CodeMeaningWhen it happens
400invalid_paramsMalformed JSON, a missing required field (jsonrpc, method, id), or an unknown/unreachable {host}.
401unauthorized / trial_expired / subscription_expiredMissing or invalid API key, or a lapsed trial/subscription.
403tier_insufficient / method_unknownThe key's tier is below pro, or the method is not part of your product. The 403 body includes current_tier and required_tier; the X-Required-Tier header is also set.
429rate_limitedSustained RPS for the eth_leak_mesh category exceeded. Honour the Retry-After / X-RateLimit-Reset headers and back off.

See errors.md for the full error envelope (error, message, request_id) and handling guidance.

Examples

JavaScript (fetch)

const host = "el-host-7";


const res = await fetch(
  `https://api.triport.io/v1/eth/leak-mesh/proxy/${host}`,
  {
    method: "POST",
    headers: {
      "Authorization": `Bearer ${process.env.TRIPORT_API_KEY}`,
      "Content-Type": "application/json",
    },
    body: JSON.stringify({
      jsonrpc: "2.0",
      id: 1,
      method: "eth_blockNumber",
      params: [],
    }),
  },
);


const envelope = await res.json();
if (envelope.error) throw new Error(envelope.error.message);
console.log(`${host} head:`, parseInt(envelope.result, 16));

TypeScript SDK (@triport/sdk)

import { Triport } from "@triport/sdk";


const client = new Triport({ apiKey: process.env.TRIPORT_API_KEY! });


// Pin a JSON-RPC call to a specific leak-mesh host.
const result = await client.ethereum.leakMesh.proxy<string>("el-host-7", {
  method: "eth_blockNumber",
  params: [],
});


console.log("head:", parseInt(result, 16));

Python (triport-sdk)

import os
from triport import Triport


client = Triport(api_key=os.environ["TRIPORT_API_KEY"])


# Pin a JSON-RPC call to a specific leak-mesh host.
result = client.ethereum.leak_mesh.proxy(
    "el-host-7",
    method="eth_blockNumber",
    params=[],
)


print("head:", int(result, 16))

Notes

  • One request forwards exactly one JSON-RPC call.
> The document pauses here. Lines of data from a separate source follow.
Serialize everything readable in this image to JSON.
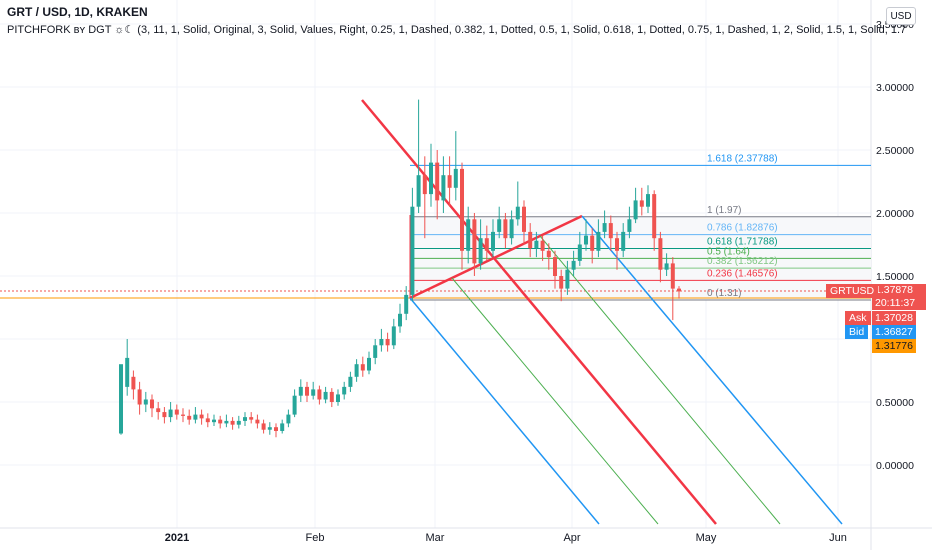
{
  "header": {
    "title": "GRT / USD, 1D, KRAKEN",
    "indicator": "PITCHFORK ʙʏ DGT ☼☾ (3, 11, 1, Solid, Original, 3, Solid, Values, Right, 0.25, 1, Dashed, 0.382, 1, Dotted, 0.5, 1, Solid, 0.618, 1, Dotted, 0.75, 1, Dashed, 1, 2, Solid, 1.5, 1, Solid, 1.7"
  },
  "currency_button": "USD",
  "price_axis": {
    "labels": [
      "3.50000",
      "3.00000",
      "2.50000",
      "2.00000",
      "1.50000",
      "1.00000",
      "0.50000",
      "0.00000"
    ]
  },
  "time_axis": {
    "labels": [
      "2021",
      "Feb",
      "Mar",
      "Apr",
      "May",
      "Jun"
    ]
  },
  "fib_levels": [
    {
      "label": "1.618 (2.37788)",
      "value": 2.37788,
      "color": "#2196f3"
    },
    {
      "label": "1 (1.97)",
      "value": 1.97,
      "color": "#787b86"
    },
    {
      "label": "0.786 (1.82876)",
      "value": 1.82876,
      "color": "#64b5f6"
    },
    {
      "label": "0.618 (1.71788)",
      "value": 1.71788,
      "color": "#089981"
    },
    {
      "label": "0.5 (1.64)",
      "value": 1.64,
      "color": "#4caf50"
    },
    {
      "label": "0.382 (1.56212)",
      "value": 1.56212,
      "color": "#81c784"
    },
    {
      "label": "0.236 (1.46576)",
      "value": 1.46576,
      "color": "#f23645"
    },
    {
      "label": "0 (1.31)",
      "value": 1.31,
      "color": "#787b86"
    }
  ],
  "price_tags": {
    "symbol": "GRTUSD",
    "last_price": "1.37878",
    "countdown": "20:11:37",
    "ask_label": "Ask",
    "ask_price": "1.37028",
    "bid_label": "Bid",
    "bid_price": "1.36827",
    "line_price": "1.31776"
  },
  "colors": {
    "up": "#26a69a",
    "down": "#ef5350",
    "pitchfork_median": "#f23645",
    "pitchfork_outer": "#2196f3",
    "pitchfork_inner": "#4caf50",
    "horizontal_line": "#ff9800",
    "ask": "#ef5350",
    "bid": "#2196f3"
  }
}
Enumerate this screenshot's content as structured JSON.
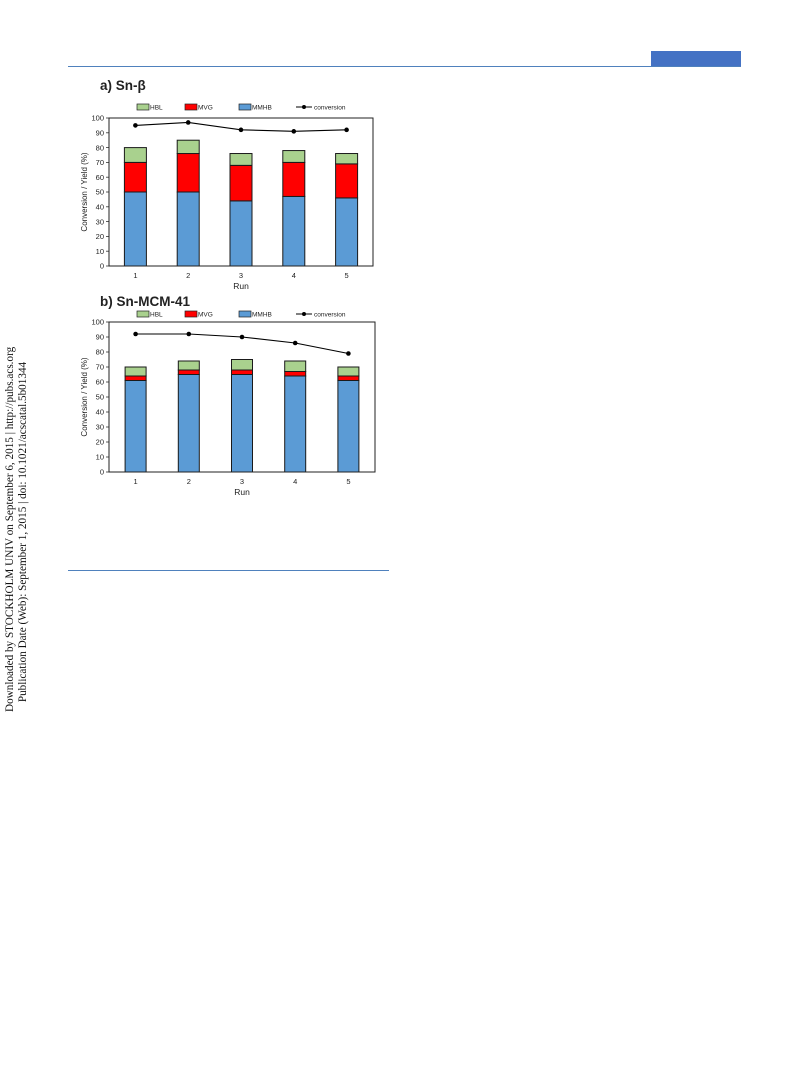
{
  "side_note": {
    "line1": "Downloaded by STOCKHOLM UNIV on September 6, 2015 | http://pubs.acs.org",
    "line2": "Publication Date (Web): September 1, 2015 | doi: 10.1021/acscatal.5b01344"
  },
  "colors": {
    "HBL": "#a9d18e",
    "MVG": "#ff0000",
    "MMHB": "#5b9bd5",
    "conversion": "#000000",
    "rule": "#4f81bd"
  },
  "chart_data": [
    {
      "type": "bar",
      "stacked": true,
      "title": "a) Sn-β",
      "xlabel": "Run",
      "ylabel": "Conversion / Yield (%)",
      "ylim": [
        0,
        100
      ],
      "yticks": [
        0,
        10,
        20,
        30,
        40,
        50,
        60,
        70,
        80,
        90,
        100
      ],
      "categories": [
        "1",
        "2",
        "3",
        "4",
        "5"
      ],
      "legend": [
        "HBL",
        "MVG",
        "MMHB",
        "conversion"
      ],
      "legend_position": "top",
      "series": [
        {
          "name": "MMHB",
          "values": [
            50,
            50,
            44,
            47,
            46
          ]
        },
        {
          "name": "MVG",
          "values": [
            20,
            26,
            24,
            23,
            23
          ]
        },
        {
          "name": "HBL",
          "values": [
            10,
            9,
            8,
            8,
            7
          ]
        }
      ],
      "line": {
        "name": "conversion",
        "values": [
          95,
          97,
          92,
          91,
          92
        ]
      }
    },
    {
      "type": "bar",
      "stacked": true,
      "title": "b) Sn-MCM-41",
      "xlabel": "Run",
      "ylabel": "Conversion / Yield (%)",
      "ylim": [
        0,
        100
      ],
      "yticks": [
        0,
        10,
        20,
        30,
        40,
        50,
        60,
        70,
        80,
        90,
        100
      ],
      "categories": [
        "1",
        "2",
        "3",
        "4",
        "5"
      ],
      "legend": [
        "HBL",
        "MVG",
        "MMHB",
        "conversion"
      ],
      "legend_position": "top",
      "series": [
        {
          "name": "MMHB",
          "values": [
            61,
            65,
            65,
            64,
            61
          ]
        },
        {
          "name": "MVG",
          "values": [
            3,
            3,
            3,
            3,
            3
          ]
        },
        {
          "name": "HBL",
          "values": [
            6,
            6,
            7,
            7,
            6
          ]
        }
      ],
      "line": {
        "name": "conversion",
        "values": [
          92,
          92,
          90,
          86,
          79
        ]
      }
    }
  ]
}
To spread load, send several requests to different {host} values rather than batching into one call.
  • A 200 response with an error member means the call reached the host and the host rejected it — inspect error.code / error.message. A 4xx status means the request never made it to a host.
  • Always source {host} from GET /v1/eth/leak-mesh/hosts; targeting an unknown host yields 400. Check GET /v1/eth/leak-mesh/health to avoid pinning traffic to a degraded host.
  • Rate limiting is RPS-per-tier with a ×2 burst allowance for the eth_leak_mesh category; there is no daily quota. See rate-limits-and-tiers.md.